QED Embeds and Supports Financial Contracts in a Trustless Manner
Many decentralized platforms and protocols have been focused on creating Oracle services, and the drawbacks of Oracles, as it relates to smart contracts, have been documented. QED is a platform that is focused on addressing these problems.
With QED, every financial contract gets embedded in a trustless and pre-programmed smart contract environment. The underlying protocols may send and receive data without relying on intermediaries to provide sufficient security and decentralization.

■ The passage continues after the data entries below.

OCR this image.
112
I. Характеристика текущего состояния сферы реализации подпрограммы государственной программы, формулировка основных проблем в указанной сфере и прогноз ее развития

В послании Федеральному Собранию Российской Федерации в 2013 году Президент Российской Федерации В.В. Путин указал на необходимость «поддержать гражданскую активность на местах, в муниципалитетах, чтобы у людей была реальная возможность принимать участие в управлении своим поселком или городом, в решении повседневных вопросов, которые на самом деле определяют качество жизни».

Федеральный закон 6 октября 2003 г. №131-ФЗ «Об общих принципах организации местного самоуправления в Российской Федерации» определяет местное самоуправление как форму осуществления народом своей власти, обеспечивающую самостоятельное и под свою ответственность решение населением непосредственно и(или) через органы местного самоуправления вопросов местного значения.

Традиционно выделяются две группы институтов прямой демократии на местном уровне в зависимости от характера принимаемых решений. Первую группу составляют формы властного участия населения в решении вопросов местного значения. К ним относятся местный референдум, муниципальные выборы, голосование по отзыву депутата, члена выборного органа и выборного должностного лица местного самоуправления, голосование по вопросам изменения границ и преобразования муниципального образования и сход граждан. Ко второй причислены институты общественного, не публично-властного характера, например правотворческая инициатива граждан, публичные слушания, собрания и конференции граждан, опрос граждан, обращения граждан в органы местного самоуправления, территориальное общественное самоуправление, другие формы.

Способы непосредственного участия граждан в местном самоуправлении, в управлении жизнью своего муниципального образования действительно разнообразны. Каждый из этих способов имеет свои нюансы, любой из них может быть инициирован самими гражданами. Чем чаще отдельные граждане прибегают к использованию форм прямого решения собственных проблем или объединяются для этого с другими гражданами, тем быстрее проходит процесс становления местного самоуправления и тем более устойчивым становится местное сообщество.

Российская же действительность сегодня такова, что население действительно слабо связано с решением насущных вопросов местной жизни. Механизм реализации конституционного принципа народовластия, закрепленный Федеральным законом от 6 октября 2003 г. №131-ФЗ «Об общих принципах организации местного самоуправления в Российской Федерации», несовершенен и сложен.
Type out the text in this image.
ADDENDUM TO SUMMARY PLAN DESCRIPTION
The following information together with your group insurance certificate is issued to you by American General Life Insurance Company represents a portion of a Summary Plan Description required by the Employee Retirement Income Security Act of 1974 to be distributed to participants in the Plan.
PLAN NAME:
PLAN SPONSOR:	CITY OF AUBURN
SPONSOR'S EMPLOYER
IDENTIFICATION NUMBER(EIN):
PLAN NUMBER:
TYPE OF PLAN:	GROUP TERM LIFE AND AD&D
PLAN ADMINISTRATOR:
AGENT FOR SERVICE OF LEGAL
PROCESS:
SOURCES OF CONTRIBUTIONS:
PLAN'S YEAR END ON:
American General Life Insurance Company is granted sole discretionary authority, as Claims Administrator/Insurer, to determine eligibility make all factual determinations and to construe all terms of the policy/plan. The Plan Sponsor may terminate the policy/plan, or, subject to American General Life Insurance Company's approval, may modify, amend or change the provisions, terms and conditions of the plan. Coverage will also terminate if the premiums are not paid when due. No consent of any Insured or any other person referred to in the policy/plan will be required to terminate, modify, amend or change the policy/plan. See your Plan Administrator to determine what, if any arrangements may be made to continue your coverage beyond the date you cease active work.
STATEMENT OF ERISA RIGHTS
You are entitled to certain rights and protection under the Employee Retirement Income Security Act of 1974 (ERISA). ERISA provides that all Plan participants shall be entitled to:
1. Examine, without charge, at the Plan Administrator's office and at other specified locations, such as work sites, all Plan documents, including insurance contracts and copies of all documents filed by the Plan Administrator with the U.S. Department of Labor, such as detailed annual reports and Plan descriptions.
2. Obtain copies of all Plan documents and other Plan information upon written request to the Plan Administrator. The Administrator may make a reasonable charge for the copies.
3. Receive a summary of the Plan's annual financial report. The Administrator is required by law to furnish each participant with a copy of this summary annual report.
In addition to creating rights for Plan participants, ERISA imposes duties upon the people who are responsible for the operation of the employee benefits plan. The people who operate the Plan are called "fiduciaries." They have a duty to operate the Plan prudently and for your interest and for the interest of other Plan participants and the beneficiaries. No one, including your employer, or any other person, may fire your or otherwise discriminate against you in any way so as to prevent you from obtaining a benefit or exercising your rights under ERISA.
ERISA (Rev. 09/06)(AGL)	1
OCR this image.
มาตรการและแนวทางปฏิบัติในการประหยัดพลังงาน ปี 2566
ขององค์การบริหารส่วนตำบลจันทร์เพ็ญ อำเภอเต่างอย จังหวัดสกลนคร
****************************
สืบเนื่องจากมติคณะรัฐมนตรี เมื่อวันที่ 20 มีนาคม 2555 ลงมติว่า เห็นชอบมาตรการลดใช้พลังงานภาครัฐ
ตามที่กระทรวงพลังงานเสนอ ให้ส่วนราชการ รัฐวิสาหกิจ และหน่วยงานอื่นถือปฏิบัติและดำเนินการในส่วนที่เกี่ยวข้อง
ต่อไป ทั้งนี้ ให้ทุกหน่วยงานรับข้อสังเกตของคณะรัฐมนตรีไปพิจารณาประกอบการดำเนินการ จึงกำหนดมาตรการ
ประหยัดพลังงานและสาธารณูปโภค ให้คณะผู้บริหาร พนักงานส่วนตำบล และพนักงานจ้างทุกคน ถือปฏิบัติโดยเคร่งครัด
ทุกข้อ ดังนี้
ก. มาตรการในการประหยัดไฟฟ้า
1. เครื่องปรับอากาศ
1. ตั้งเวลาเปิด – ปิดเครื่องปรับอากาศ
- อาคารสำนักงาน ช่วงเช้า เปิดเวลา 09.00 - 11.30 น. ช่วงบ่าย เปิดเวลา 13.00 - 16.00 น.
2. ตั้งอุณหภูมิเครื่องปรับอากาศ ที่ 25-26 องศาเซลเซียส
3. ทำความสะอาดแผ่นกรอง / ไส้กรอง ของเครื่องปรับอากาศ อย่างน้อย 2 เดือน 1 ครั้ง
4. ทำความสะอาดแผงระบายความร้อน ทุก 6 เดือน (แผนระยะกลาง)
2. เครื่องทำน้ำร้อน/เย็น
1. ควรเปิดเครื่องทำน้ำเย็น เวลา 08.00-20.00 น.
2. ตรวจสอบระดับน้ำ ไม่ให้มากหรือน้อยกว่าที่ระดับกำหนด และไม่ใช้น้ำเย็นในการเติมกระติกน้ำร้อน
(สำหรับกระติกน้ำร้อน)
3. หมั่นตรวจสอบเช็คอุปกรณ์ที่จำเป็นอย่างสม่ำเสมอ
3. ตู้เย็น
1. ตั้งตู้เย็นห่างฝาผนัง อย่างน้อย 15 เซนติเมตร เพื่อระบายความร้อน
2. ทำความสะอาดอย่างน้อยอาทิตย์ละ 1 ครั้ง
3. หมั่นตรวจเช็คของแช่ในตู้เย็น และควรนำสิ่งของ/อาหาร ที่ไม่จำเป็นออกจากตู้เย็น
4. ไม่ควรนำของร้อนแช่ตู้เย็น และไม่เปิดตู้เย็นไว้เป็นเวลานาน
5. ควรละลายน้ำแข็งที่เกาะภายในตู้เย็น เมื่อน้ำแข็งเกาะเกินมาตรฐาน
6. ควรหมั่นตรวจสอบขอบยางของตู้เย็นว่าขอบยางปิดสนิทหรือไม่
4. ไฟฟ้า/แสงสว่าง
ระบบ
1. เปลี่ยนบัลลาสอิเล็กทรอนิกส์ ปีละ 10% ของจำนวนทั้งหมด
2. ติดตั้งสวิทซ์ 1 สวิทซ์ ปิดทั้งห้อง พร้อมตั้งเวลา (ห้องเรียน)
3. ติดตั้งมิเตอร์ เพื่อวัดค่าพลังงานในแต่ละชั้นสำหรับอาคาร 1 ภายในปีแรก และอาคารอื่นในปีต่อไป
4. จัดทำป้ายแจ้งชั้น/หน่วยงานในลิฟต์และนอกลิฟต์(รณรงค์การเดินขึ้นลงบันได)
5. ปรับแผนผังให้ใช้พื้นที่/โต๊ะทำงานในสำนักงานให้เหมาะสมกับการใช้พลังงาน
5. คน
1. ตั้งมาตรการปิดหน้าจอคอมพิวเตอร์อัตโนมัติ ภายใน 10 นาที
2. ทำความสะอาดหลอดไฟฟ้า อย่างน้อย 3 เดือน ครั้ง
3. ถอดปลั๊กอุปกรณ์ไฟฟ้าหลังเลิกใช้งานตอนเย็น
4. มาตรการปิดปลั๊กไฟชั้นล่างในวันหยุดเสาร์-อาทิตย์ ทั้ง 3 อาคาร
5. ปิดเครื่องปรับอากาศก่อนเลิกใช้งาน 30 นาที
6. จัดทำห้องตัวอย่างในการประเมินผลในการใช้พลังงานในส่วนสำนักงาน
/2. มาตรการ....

In order to promote the use of this ecosystem, Oracles will be given QED tokens and a special incentive to maintain their ownership. Only the highly reliable Oracles may be tasked with managing the protocol, which should help with improving the accuracy of key processes. The primary benefit of QED is that it uses a fully automated process that doesn’t need intermediaries and provides an accurate determination of Oracle dependability.
By supporting sufficient decentralization and ensuring that the parties of a transaction only have to determine the applicable fee to carry out a contract, it helps with ensuring seamless execution of smart contracts.
It’s worth noting that the base software for QED, called DelphiOracle, has become one of the most widely-used Oracles on WAX_io, with over 1400 actions performed on an hourly basis.
DelphiOracle has been in the market for more than 3 years, so it could make it through the different challenges the industry has faced over that period of time. This arguably makes it a robust project backed by experienced team members.
QED Could Have Addressed Issues with Pyth Network Exploit
Notably, there had been a hack on the Pyth network, which is the Solana-powered Oracle protocol. Pyth provides low-latency Oracle price feeds for DeFi. It has been developed to service clients that may want to engage in high-frequency trading. The platform is suitable for quants at the moment.
On September 20, 2021, their BTC/USD aggregate pair went AWOL. It had reportedly been hacked, and the Bitcoin (BTC) price on DeFi platforms like MangoMarkets went as low as $5,500/BTC, which led to a very large number of liquidations. Users basically had no way to recover their funds.
With QED, however, a claim would have been made, and the Resolution Oracles would have accurately determined that the initial Oracle price feeds were erroneous. Meanwhile, collateral bonds would already have been issued to those clients that may have been impacted by the incident.